As interest in regulating the production and use of plastics continues to grow, users of chemicals related to plastics should take note of the newly proposed “Protecting Communities from Plastics Act,” introduced in Congress on December 1, 2022 (the Act). The Act is intended to identify potential health effects of certain plastics, limit their production, and set nationwide reduction targets. It would also require EPA to review and potentially to regulate under TSCA the component chemicals in many plastics.
The Act proposes aggressive action to reduce the environmental and health effects of plastics, including deadlines for nationwide phaseouts of single-use plastics, strict reuse targets, more stringent emissions standards and effluent limits for covered facilities, a temporary permitting moratorium and mandatory consideration of environmental justice concerns in permitting. With respect to TSCA, the Act would require EPA to make final prioritization determinations for styrene, including polystyrene, and vinyl chloride, including polyvinyl chloride. This means that EPA would be required to determine whether the substances are high-priority or low-priority. Prioritization determinations are conducted through notice-and-comment rulemaking. If the substances are designated as high-priority, the agency must conduct risk evaluations and regulate any unreasonable risks posed by use of the substances.
Styrene and vinyl chloride are used in a wide variety of applications, including packaging, coatings, resins, and as precursors to other chemical substances. Regulating industrial uses of styrene and vinyl chloride could therefore have significant impacts across many industries and supply chains. EPA has not evaluated styrene or vinyl chloride under TSCA to date, though environmental groups have previously requested it to do so. Ethylene dichloride, an important vinyl chloride feedstock, is among the next group of chemicals to be evaluated under TSCA, and is likely to be considered to present an unreasonable risk to workers at typical workplace concentrations.

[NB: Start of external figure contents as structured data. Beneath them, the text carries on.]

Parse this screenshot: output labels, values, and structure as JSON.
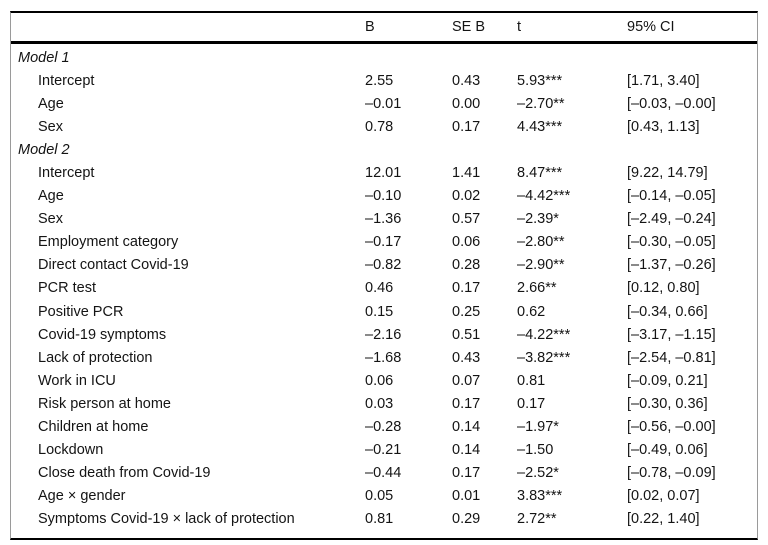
{
  "colors": {
    "background": "#ffffff",
    "text": "#141414",
    "rule_heavy": "#000000",
    "rule_side": "#9a9a9a"
  },
  "table": {
    "headers": {
      "label": "",
      "b": "B",
      "se_b": "SE B",
      "t": "t",
      "ci": "95% CI"
    },
    "rows": [
      {
        "type": "model",
        "label": "Model 1",
        "b": "",
        "se_b": "",
        "t": "",
        "ci": ""
      },
      {
        "type": "item",
        "label": "Intercept",
        "b": "2.55",
        "se_b": "0.43",
        "t": "5.93***",
        "ci": "[1.71, 3.40]"
      },
      {
        "type": "item",
        "label": "Age",
        "b": "–0.01",
        "se_b": "0.00",
        "t": "–2.70**",
        "ci": "[–0.03, –0.00]"
      },
      {
        "type": "item",
        "label": "Sex",
        "b": "0.78",
        "se_b": "0.17",
        "t": "4.43***",
        "ci": "[0.43, 1.13]"
      },
      {
        "type": "model",
        "label": "Model 2",
        "b": "",
        "se_b": "",
        "t": "",
        "ci": ""
      },
      {
        "type": "item",
        "label": "Intercept",
        "b": "12.01",
        "se_b": "1.41",
        "t": "8.47***",
        "ci": "[9.22, 14.79]"
      },
      {
        "type": "item",
        "label": "Age",
        "b": "–0.10",
        "se_b": "0.02",
        "t": "–4.42***",
        "ci": "[–0.14, –0.05]"
      },
      {
        "type": "item",
        "label": "Sex",
        "b": "–1.36",
        "se_b": "0.57",
        "t": "–2.39*",
        "ci": "[–2.49, –0.24]"
      },
      {
        "type": "item",
        "label": "Employment category",
        "b": "–0.17",
        "se_b": "0.06",
        "t": "–2.80**",
        "ci": "[–0.30, –0.05]"
      },
      {
        "type": "item",
        "label": "Direct contact Covid-19",
        "b": "–0.82",
        "se_b": "0.28",
        "t": "–2.90**",
        "ci": "[–1.37, –0.26]"
      },
      {
        "type": "item",
        "label": "PCR test",
        "b": "0.46",
        "se_b": "0.17",
        "t": "2.66**",
        "ci": "[0.12, 0.80]"
      },
      {
        "type": "item",
        "label": "Positive PCR",
        "b": "0.15",
        "se_b": "0.25",
        "t": "0.62",
        "ci": "[–0.34, 0.66]"
      },
      {
        "type": "item",
        "label": "Covid-19 symptoms",
        "b": "–2.16",
        "se_b": "0.51",
        "t": "–4.22***",
        "ci": "[–3.17, –1.15]"
      },
      {
        "type": "item",
        "label": "Lack of protection",
        "b": "–1.68",
        "se_b": "0.43",
        "t": "–3.82***",
        "ci": "[–2.54, –0.81]"
      },
      {
        "type": "item",
        "label": "Work in ICU",
        "b": "0.06",
        "se_b": "0.07",
        "t": "0.81",
        "ci": "[–0.09, 0.21]"
      },
      {
        "type": "item",
        "label": "Risk person at home",
        "b": "0.03",
        "se_b": "0.17",
        "t": "0.17",
        "ci": "[–0.30, 0.36]"
      },
      {
        "type": "item",
        "label": "Children at home",
        "b": "–0.28",
        "se_b": "0.14",
        "t": "–1.97*",
        "ci": "[–0.56, –0.00]"
      },
      {
        "type": "item",
        "label": "Lockdown",
        "b": "–0.21",
        "se_b": "0.14",
        "t": "–1.50",
        "ci": "[–0.49, 0.06]"
      },
      {
        "type": "item",
        "label": "Close death from Covid-19",
        "b": "–0.44",
        "se_b": "0.17",
        "t": "–2.52*",
        "ci": "[–0.78, –0.09]"
      },
      {
        "type": "item",
        "label": "Age × gender",
        "b": "0.05",
        "se_b": "0.01",
        "t": "3.83***",
        "ci": "[0.02, 0.07]"
      },
      {
        "type": "item",
        "label": "Symptoms Covid-19 × lack of protection",
        "b": "0.81",
        "se_b": "0.29",
        "t": "2.72**",
        "ci": "[0.22, 1.40]"
      }
    ]
  }
}
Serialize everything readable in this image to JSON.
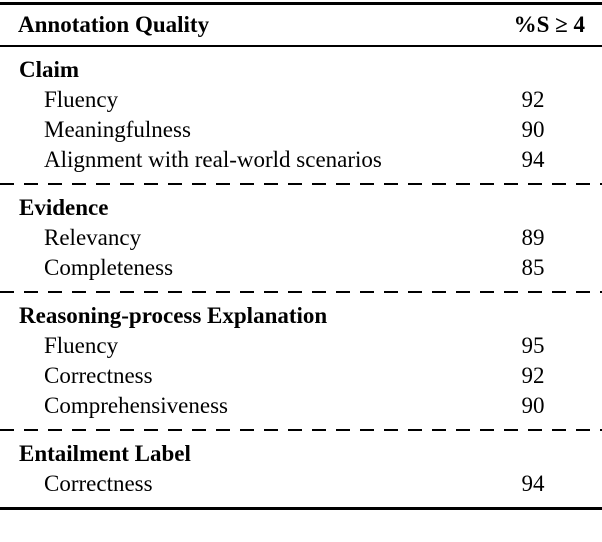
{
  "table": {
    "header": {
      "label": "Annotation Quality",
      "value": "%S ≥ 4"
    },
    "sections": [
      {
        "title": "Claim",
        "rows": [
          {
            "label": "Fluency",
            "value": "92"
          },
          {
            "label": "Meaningfulness",
            "value": "90"
          },
          {
            "label": "Alignment with real-world scenarios",
            "value": "94"
          }
        ]
      },
      {
        "title": "Evidence",
        "rows": [
          {
            "label": "Relevancy",
            "value": "89"
          },
          {
            "label": "Completeness",
            "value": "85"
          }
        ]
      },
      {
        "title": "Reasoning-process Explanation",
        "rows": [
          {
            "label": "Fluency",
            "value": "95"
          },
          {
            "label": "Correctness",
            "value": "92"
          },
          {
            "label": "Comprehensiveness",
            "value": "90"
          }
        ]
      },
      {
        "title": "Entailment Label",
        "rows": [
          {
            "label": "Correctness",
            "value": "94"
          }
        ]
      }
    ]
  },
  "colors": {
    "text": "#000000",
    "background": "#ffffff",
    "rule": "#000000"
  }
}
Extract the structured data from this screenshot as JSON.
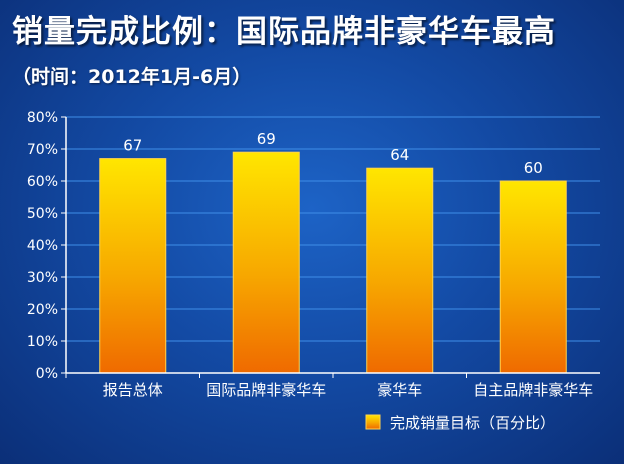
{
  "title": "销量完成比例：国际品牌非豪华车最高",
  "subtitle": "（时间：2012年1月-6月）",
  "chart_data": {
    "type": "bar",
    "categories": [
      "报告总体",
      "国际品牌非豪华车",
      "豪华车",
      "自主品牌非豪华车"
    ],
    "series": [
      {
        "name": "完成销量目标（百分比）",
        "values": [
          67,
          69,
          64,
          60
        ]
      }
    ],
    "data_labels": [
      "67",
      "69",
      "64",
      "60"
    ],
    "yticks": [
      "0%",
      "10%",
      "20%",
      "30%",
      "40%",
      "50%",
      "60%",
      "70%",
      "80%"
    ],
    "ylim": [
      0,
      80
    ],
    "grid": true,
    "legend": "bottom-right",
    "colors": {
      "bar_top": "#ffe600",
      "bar_bottom": "#ef6a00",
      "grid": "#3f8ee8",
      "axis": "#ffffff"
    }
  }
}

The Act would also require EPA to conduct an assessment of the public health impacts on fenceline communities from facilities that manufacture, process, recycle, or otherwise use plastics or plastics-related chemicals, as part of the Act’s focus on environmental justice concerns. The results of this assessment would inform regulation of additional chemical substances under TSCA. As part of the reporting and recordkeeping provisions that the Act would add to TSCA, covered facilities would be required to submit broad information on plastics production and detailed information on end-of-life outcomes for plastics and components.
While the Act is likely to face challenges to passage, similar to the Break Free From Plastic Pollution Act of 2021 (previously discussed here), it may inform efforts to regulate plastic manufacturing in the future and, in particular, how EPA may be required to address chemical components of plastic under TSCA. We will continue to monitor this important issue.